Vacancy and Absorption Respond to Significant Deliveries
- Market-wide net absorption is negative 228k SF for the quarter while vacancy rose from 3.6% to 4.5% since Q4 2017. Although this is the first time market-wide net absorption has been negative in ten quarters, it is primarily caused by a single transaction.
- The primary driver to negative net absorption is the combination of Safeway moving out of their 860k SF Clackamas distribution center and the buyer, Maletis Beverage, marketing the building for lease prior to committing to use all or a portion of the remaining space for one of their own operations. It stands to reason that there will be either some early success in leasing to 3rd party tenants needing cold storage, which there is significant demand for, or that the owner will occupy a meaningful portion of this space before the end of 2018.

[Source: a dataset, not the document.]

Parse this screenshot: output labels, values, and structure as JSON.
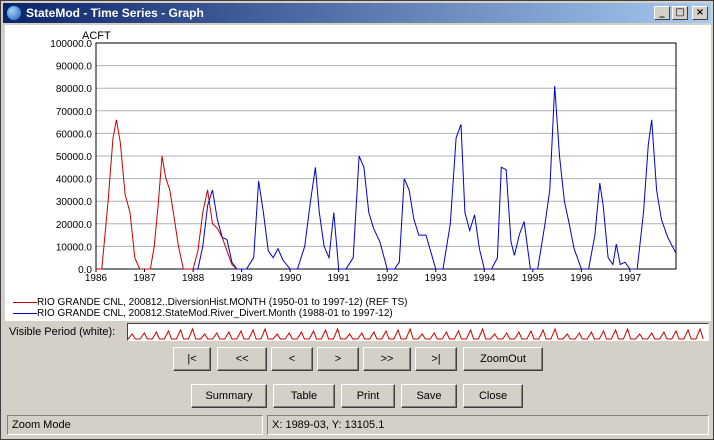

- The largest positive net absorption for the quarter is Airport Way with 814k SF absorbed and a vacancy of 4.25%. This is mostly thanks to the addition of the new warehouse and distribution center for the United States Postal Service, which is vacating its Pearl District Post Office blocks, currently rebranded by Prosper Portland as the “Broadway Corridor.”
- Westside markets, made up of NW/Guilds Lake, Beaverton/Hillsboro, and I-5 South have the lowest vacancies at 3.01%, which is a slight uptick from Q4 2017. Several nominal vacancies, as a proportion of total inventory, caused the negative net absorption of 239k SF.
- With the delivery of nearly 1.5M SF of inventory, market-wide vacancy increased 0.9% over the quarter and 1.0% over the year.
- East Columbia Corridor is the largest submarket by supply (25.5M SF) and has the highest vacancy in the market, 10.08%. 500k SF were delivered this quarter, temporarily increasing vacancy.
- The lion’s share of deliveries and projects under construction are in the North/Northeast submarkets, primarily Airport Way and East Columbia Corridor. Having delivered over 1.3M SF with 2.1M SF still in the pipeline, these markets are commanding strong blended asking rents of $0.59 PSF/month, compared to the market average of $0.60 PSF/month, despite the inventory consisting of larger buildings and spaces.
- While market-wide blended asking rents cooled slightly in Q1 2018 from Q4 2017 ($0.63 to $0.60 PSF/month) they are still up year-over-year from $0.55 PSF/month in Q1 2017 and are likely to increase with the out-of-state demand for warehouse and distribution space.